On May 5 and May 6 there were reports of stand-off with a scuffle in the Pangong Tso area, resulting in serious injuries on both sides. Many Indian soldiers were injured including a Commanding Officer who was air lifted to Delhi. On May 9 also there was another scuffle at Naku La. Commander level talks were initiated on June 6 and thereby ‘’disengagement’’ was started in a phased manner following a series of talks in Galwan River area.
Prime Minister’s remarks on the issue was heavily critised by prominent political leaders including former Prime Minister, Man Mohan Singh. Man Mohan Singh asked PM Modi to be “mindful” the implications of his statement on national security and not allow them to utilise them to the Chinese favour. “Disinformation is no substitute for diplomacy or decisive leadership. And the truth cannot be suppressed by plaint allies spout comforting but false statement”. “ We cannot and will not be cowed down by threats and intimidation nor permit a compromise with our territorial integrity.’’
However the PM Office came out with a clarification that Modi talked in the meeting about the area where the Chinese and Indian troops clashed and how, because of the brave act of the Army, the Chinese attempt was foiled
EARLIER CONFLICTS WITH CHINA
The most basic policy of independent India was that of maintaining friendly relationships with neighbours, especially with China. There had been violent border skirmishes between the two countries after the uprising in Tibet. The grant of political asylum to spiritual leader Dalai Lama and after that in 1962, we have to face a war. But it’s a fact to remember that in those days it was Russia who supported us with advanced MIG fighter –aircraft to protect our 3225 kilometre long Himalayan border in Ladakh and across the McMohan Line. Britain and the US refused to support India in those days. But now it is pertinent to see those big powers are more lenient towards India but China plays a very psychological attempt to keep our neighbours including Nepal on their side.

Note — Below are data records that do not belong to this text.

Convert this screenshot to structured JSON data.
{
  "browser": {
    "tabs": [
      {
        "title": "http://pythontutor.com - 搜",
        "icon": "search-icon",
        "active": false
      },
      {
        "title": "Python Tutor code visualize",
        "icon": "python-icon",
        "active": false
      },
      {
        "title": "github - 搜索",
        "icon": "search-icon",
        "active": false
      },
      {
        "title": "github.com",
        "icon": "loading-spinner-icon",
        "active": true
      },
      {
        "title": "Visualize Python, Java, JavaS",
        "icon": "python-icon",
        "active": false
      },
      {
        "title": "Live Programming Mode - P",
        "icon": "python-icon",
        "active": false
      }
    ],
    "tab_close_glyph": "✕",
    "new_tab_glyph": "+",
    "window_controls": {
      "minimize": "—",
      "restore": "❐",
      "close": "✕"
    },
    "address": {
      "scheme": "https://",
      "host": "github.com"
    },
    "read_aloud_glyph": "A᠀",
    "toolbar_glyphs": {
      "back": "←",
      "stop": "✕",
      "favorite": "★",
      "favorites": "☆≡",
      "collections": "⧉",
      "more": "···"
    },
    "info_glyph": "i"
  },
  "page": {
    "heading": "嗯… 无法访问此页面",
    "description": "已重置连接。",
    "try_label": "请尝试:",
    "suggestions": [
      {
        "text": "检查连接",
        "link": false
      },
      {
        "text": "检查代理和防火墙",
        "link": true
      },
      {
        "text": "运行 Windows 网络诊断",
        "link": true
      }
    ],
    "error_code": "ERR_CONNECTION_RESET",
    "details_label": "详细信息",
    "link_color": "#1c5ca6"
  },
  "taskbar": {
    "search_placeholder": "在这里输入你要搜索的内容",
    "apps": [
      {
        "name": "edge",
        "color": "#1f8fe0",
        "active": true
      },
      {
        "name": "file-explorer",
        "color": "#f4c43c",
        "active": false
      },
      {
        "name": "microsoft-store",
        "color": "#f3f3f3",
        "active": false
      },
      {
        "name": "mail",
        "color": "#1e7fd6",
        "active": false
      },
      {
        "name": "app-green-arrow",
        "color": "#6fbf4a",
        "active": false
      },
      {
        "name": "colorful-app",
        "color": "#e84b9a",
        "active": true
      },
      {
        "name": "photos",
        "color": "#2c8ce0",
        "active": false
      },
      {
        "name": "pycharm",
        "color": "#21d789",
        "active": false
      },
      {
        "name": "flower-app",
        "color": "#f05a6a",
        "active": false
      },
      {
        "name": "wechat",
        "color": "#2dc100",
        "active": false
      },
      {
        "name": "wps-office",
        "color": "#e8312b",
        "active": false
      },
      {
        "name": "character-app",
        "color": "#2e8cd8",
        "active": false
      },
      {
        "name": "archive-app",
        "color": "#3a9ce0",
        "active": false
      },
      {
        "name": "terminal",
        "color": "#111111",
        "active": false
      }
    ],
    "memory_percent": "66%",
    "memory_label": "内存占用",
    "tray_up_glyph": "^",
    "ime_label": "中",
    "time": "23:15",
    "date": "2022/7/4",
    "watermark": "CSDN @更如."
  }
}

In the past, many conflicts such as “Nathu La incident “and “Chola incident ” were reported and many stand-offs on the Depsang Plains in 2013and at Doklam in 2017 despite many high level meetings. ”I never expected such a thing to happen. And the reason why I didn’t expect, ever since 1990, when India and China signed the Border Peace and Tranquility Agreement (BPTA), and there have been many agreements following that, certain operation procedures which are aimed at maintaining peace and tranquility on the border.
Now they have moved forward with large troops and placed embarkments, gun placements, observation towers.
To address what is happening on the border, We should keep a very strong military posture and discussions at diplomatic levels.
It is seen that armed forces were kept on alert along the LAC following the clash.’’ Gautam Bombawale, former Ambassador to China was very critical on the issue.
On the economic front, though there seems to be a strong feeling to boycott Chinese products, we are heavily dependent on the imports of pharmas and electronic components from China. Nearly 70 % of antibiotics are imported by India from China. Many Indian start ups have Chinese investments. In Financial Year 2019, India exported nearly 5.1% of total exports whereas it was 3% for China. Also 13.7% of India’s imports were from China, but for China it is only 0.9%. In Financial Year 2020 the exports to China reported over 5% of India’s exports. It is the third highest export registered until February 2020. India’s top imports are from China, US and UAE whereas the top exports took place in US, UAE and China.These economic factors are important in redrawing the relations with any countries in the coming post pandemic scenario.
But even after a series of discussions, in eastern Ladakh, military preparations are being built up for another transgression and skirmish. Expeditious restoration of peace and tranquility on the border line should be the most priority.